Sharia Supremacists Take First and Third Place in Egypt's Presidential Elections
Reports from the NY Times and Reuters confirm that the Muslim Brotherhood's late entry "replacement" candidate, Mohammed Morsi, and a rival Muslim Brotherhood member candidate, Aboul Fotouh, garnered first and third place, 25% and 20% of the vote tally, respectively, during the first round of voting in the Egyptian Presidential elections. Second place went to another late entry in the contest. Ahmed Shafik, a former Air Force general who briefly served as Mr. Mubarak's last prime minister, and received 23% of the vote. Morsi and Shafik will face each other in a final run-off election on June 16th and 17th
Touting himself as the most "authentic" Sharia supremacist in the race, Mohammed Morsi, an American-educated engineer, and the leading vote getter in this initial round, re-affirmed his firm commitment to implementing Islamic law in Egypt, consistent with full re-Islamization designs of the Muslim Brotherhood's 80 pp. manifesto, the "renaissance project." According to Reuters, while campaigning, Mursi has traversed Egypt aggressively promoting the Brotherhood's "renaissance project."
He has promised to implement Islamic sharia during rallies peppered with references to the Koran, God and the Prophet Mohammad and occasionally interrupted by pauses for mass prayer.... "It was for the sake of the Islamic sharia that men were ... thrown into prison. Their blood and existence rests on our shoulders now," Mursi said during one campaign rally. "We will work together to realize their dream of implementing sharia," said the Brotherhood contender, who himself spent time in jail under Mubarak.

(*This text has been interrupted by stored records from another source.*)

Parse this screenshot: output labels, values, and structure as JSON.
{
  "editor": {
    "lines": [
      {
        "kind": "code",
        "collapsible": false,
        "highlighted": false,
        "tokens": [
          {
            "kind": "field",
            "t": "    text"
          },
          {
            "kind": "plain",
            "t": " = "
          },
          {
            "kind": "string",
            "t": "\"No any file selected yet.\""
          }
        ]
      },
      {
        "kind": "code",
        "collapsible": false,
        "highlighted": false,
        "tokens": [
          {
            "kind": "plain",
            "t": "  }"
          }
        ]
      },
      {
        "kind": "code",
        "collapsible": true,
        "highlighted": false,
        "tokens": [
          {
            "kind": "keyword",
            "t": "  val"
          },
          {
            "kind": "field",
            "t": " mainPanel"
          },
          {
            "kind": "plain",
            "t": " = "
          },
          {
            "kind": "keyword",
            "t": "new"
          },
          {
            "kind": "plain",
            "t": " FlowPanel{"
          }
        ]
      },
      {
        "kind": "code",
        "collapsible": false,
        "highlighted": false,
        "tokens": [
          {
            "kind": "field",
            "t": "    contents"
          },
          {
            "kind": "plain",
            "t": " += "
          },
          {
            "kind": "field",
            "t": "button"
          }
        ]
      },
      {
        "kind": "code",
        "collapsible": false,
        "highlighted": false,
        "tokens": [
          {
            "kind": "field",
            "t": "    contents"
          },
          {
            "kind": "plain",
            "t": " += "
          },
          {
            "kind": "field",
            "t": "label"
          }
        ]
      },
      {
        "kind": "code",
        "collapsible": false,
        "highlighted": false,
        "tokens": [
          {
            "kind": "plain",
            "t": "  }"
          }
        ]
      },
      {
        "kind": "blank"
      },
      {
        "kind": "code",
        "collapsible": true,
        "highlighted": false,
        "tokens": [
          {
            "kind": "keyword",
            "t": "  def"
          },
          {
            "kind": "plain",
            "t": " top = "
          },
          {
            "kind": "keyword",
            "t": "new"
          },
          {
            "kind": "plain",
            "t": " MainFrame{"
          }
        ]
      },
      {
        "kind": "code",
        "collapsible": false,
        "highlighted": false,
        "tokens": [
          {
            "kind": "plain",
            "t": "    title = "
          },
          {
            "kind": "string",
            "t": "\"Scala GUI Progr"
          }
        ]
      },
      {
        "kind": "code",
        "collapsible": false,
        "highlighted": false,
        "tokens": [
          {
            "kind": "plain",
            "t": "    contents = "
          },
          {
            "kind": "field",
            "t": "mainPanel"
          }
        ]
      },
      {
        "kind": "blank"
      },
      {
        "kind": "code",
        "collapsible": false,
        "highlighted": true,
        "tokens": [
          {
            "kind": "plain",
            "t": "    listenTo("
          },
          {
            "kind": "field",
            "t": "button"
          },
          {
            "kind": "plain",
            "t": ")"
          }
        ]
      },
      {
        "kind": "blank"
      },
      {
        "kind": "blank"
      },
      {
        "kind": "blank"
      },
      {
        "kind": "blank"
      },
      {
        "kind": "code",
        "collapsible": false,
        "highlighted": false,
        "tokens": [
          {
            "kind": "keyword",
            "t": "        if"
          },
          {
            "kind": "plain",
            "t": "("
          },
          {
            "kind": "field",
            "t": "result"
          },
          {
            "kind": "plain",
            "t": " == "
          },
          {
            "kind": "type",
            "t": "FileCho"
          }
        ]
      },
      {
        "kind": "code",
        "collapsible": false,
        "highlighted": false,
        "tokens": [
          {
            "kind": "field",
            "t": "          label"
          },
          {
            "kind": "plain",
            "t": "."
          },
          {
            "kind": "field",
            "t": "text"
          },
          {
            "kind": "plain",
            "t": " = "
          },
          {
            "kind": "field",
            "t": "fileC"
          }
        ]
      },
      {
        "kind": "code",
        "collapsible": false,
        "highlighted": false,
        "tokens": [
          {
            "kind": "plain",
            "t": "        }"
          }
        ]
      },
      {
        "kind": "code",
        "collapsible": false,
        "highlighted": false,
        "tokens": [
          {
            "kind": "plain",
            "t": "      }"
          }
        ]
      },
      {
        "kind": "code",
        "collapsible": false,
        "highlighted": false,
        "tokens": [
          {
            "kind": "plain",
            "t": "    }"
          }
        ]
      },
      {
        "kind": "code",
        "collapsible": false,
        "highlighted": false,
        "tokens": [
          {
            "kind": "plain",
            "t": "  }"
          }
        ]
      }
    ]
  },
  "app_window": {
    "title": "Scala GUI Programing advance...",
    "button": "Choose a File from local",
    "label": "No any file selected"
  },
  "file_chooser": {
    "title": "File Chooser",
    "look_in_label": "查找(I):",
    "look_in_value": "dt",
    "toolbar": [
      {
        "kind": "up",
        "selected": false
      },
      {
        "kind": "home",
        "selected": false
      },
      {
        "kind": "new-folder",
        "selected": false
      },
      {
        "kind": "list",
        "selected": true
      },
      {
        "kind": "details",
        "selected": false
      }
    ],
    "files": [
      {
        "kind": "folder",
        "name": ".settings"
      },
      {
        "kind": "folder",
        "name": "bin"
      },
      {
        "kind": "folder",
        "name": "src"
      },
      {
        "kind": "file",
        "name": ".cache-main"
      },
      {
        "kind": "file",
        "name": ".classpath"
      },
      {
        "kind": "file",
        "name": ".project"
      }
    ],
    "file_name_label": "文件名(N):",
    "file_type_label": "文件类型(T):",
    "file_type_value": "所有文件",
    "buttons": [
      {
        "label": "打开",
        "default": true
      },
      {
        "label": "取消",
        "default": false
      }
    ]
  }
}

Moreover, courting Gama'a al-Islamiya, the violent jihadist group which helped orchestrate the 1981 assassination of President Anwar Sadat, Mursi has also pledged to work for the release of the group's "spiritual leader," Sheikh Omar Abdel-Rahman, the jihadist cleric imprisoned in the United States for plotting the 1993 World Trade Center bombing. In addition, Mursi's campaign stops have featured stage appearances by the cleric Safwat el-Hegazi, whose message, punctuated by calls for the jihad destruction of Israel, and the re-creation of a Caliphate, with Jerusalem as its capital, has been drawing, as Reuters observes, "enthusiastic chants from the crowds."